Question

If slopes of lines represented by $kx^2+5xy+y^2=0$ differ by 1 then $k=...$

• A. 2
• B. 3
• C. 6
• D. 8

Answer 1

Answer: (C)

6

Answer 2

The given equation of the pair of straight lines is $kx^2+5xy+y^2=0$. This is a homogeneous equation of degree 2, which represents two straight lines passing through the origin. The general form of such an equation is $ax^2 + 2hxy + by^2 = 0$.

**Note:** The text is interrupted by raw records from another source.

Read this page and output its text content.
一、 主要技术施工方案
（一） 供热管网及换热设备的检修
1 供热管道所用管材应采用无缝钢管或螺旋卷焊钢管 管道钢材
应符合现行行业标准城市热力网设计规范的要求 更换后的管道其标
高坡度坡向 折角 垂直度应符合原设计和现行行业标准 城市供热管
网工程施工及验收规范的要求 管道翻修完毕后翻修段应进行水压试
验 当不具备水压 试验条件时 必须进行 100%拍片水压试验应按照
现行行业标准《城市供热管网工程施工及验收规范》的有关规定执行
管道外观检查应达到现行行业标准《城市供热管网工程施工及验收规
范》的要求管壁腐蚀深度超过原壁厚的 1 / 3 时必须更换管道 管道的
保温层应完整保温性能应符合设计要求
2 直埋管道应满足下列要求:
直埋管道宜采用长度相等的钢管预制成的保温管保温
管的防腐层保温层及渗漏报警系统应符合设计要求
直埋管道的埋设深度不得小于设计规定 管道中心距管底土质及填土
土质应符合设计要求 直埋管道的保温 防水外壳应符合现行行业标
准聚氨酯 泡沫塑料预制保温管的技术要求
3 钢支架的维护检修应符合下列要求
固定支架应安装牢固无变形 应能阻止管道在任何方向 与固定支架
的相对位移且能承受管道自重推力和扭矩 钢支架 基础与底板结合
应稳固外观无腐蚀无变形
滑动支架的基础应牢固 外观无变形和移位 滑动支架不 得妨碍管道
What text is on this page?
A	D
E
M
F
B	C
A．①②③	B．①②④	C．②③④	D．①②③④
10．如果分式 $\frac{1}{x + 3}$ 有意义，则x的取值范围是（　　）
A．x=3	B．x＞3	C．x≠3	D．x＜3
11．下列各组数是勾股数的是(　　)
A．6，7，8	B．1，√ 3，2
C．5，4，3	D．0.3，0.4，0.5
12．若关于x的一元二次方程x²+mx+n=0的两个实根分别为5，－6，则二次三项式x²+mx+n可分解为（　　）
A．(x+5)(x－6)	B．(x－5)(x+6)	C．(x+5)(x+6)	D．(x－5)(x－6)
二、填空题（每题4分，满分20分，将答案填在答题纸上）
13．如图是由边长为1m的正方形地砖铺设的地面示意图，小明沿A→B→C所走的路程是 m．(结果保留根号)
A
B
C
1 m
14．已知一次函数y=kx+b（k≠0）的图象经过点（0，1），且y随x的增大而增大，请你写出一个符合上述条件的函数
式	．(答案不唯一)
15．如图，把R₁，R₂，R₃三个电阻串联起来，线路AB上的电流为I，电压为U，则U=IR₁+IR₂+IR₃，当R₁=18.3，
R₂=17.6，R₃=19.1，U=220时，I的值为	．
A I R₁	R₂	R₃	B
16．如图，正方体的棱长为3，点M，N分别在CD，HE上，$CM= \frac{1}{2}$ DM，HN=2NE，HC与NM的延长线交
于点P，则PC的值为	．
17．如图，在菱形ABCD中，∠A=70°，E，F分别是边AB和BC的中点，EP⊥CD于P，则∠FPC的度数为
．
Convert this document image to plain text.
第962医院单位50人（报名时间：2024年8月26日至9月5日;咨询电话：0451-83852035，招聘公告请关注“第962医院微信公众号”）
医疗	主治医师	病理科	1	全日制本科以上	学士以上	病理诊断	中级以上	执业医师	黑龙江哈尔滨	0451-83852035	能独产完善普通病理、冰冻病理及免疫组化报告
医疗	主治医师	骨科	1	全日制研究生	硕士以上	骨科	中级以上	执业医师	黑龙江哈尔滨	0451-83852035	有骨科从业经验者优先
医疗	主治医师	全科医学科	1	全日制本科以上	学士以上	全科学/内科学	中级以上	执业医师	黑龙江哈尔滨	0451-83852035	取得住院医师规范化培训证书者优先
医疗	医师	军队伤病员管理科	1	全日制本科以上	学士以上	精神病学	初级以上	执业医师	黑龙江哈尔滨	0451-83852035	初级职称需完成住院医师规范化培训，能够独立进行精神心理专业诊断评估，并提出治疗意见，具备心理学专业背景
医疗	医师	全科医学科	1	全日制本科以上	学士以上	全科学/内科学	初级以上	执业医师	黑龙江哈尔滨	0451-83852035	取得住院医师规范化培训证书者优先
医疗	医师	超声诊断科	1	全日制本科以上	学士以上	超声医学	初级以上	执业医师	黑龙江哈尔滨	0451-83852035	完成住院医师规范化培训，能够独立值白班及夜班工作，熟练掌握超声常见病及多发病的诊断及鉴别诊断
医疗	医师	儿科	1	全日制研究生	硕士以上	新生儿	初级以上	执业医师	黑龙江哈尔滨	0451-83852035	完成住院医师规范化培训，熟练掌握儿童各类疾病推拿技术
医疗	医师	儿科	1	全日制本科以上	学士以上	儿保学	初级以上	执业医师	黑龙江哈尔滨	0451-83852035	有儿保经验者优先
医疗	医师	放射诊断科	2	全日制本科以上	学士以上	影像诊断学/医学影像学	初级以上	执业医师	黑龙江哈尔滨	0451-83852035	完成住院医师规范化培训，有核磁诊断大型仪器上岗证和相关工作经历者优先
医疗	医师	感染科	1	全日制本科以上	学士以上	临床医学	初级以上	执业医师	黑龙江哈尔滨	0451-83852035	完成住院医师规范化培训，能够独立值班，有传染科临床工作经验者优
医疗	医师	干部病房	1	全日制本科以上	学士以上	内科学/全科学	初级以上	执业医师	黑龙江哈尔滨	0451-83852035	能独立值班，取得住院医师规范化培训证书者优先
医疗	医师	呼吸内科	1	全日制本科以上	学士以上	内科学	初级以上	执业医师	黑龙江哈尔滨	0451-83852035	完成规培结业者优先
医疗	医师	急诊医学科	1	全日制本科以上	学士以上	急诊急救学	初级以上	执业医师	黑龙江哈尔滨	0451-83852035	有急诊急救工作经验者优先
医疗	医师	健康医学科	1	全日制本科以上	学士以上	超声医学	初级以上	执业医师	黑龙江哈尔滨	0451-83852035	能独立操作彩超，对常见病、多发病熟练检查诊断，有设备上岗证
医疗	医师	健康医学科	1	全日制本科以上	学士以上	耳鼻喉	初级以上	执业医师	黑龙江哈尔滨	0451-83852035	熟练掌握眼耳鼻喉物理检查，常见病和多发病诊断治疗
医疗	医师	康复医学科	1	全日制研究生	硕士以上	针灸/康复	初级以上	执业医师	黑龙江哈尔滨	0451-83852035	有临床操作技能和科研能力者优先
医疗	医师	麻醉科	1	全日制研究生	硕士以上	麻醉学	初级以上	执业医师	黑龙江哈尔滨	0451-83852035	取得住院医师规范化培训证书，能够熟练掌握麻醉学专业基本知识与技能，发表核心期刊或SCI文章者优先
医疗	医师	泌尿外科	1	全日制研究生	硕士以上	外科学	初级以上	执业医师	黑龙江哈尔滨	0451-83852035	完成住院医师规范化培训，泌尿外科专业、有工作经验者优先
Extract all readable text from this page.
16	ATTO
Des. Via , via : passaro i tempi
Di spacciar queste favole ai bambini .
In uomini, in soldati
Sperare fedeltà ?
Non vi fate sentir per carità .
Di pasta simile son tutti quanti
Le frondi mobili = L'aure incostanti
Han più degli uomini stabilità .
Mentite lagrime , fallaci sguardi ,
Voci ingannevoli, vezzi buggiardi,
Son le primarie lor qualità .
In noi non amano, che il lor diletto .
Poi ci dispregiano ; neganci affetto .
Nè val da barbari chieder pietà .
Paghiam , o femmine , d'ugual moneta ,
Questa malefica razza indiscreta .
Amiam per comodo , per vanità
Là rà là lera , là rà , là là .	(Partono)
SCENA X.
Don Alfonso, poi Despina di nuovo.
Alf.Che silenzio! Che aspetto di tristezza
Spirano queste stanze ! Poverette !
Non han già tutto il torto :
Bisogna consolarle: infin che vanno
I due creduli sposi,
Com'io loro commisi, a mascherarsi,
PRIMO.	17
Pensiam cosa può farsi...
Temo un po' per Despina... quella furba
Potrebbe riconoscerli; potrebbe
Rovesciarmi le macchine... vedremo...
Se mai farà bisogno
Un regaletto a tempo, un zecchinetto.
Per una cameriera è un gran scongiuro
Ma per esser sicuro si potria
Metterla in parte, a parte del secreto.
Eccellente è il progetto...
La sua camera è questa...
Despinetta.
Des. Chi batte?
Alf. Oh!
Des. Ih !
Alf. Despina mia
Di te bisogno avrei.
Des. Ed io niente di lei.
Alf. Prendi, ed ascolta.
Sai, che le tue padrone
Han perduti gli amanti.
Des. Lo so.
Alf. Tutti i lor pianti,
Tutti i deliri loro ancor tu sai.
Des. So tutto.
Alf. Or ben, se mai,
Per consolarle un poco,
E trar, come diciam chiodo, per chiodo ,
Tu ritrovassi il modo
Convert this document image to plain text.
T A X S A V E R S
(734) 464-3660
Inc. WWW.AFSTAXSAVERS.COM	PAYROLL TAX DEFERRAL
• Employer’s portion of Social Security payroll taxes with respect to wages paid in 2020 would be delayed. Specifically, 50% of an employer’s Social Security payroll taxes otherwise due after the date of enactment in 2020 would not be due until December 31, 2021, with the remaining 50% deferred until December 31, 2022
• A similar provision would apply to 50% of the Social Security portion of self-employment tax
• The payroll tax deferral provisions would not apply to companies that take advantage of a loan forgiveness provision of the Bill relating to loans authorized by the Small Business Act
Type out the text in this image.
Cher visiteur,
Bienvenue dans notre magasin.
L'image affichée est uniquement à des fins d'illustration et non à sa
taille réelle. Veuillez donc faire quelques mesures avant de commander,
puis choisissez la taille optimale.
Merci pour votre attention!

Comparing the given equation with the general form, we have: $a = k$ $2h = 5 \implies h = \frac{5}{2}$ $b = 1$

Let the slopes of the two lines be $m_1$ and $m_2$. For a pair of straight lines represented by $ax^2 + 2hxy + by^2 = 0$, the sum and product of the slopes are given by: Sum of slopes: $m_1 + m_2 = -\frac{2h}{b}$ Product of slopes: $m_1 m_2 = \frac{a}{b}$

Substituting the values of $a, h, b$ from our equation: $m_1 + m_2 = -\frac{5}{1} = -5$ $m_1 m_2 = \frac{k}{1} = k$

The problem states that the slopes of the lines differ by 1. This means: $|m_1 - m_2| = 1$

Squaring both sides of this equation: $(m_1 - m_2)^2 = 1^2$ $(m_1 - m_2)^2 = 1$

We know the algebraic identity: $(m_1 - m_2)^2 = (m_1 + m_2)^2 - 4m_1 m_2$. Substitute the values from Equation 1 and Equation 2 into this identity: $1 = (-5)^2 - 4(k)$ $1 = 25 - 4k$

Now, solve for $k$: $4k = 25 - 1$ $4k = 24$ $k = \frac{24}{4}$ $k = 6$

Thus, the value of $k$ is 6.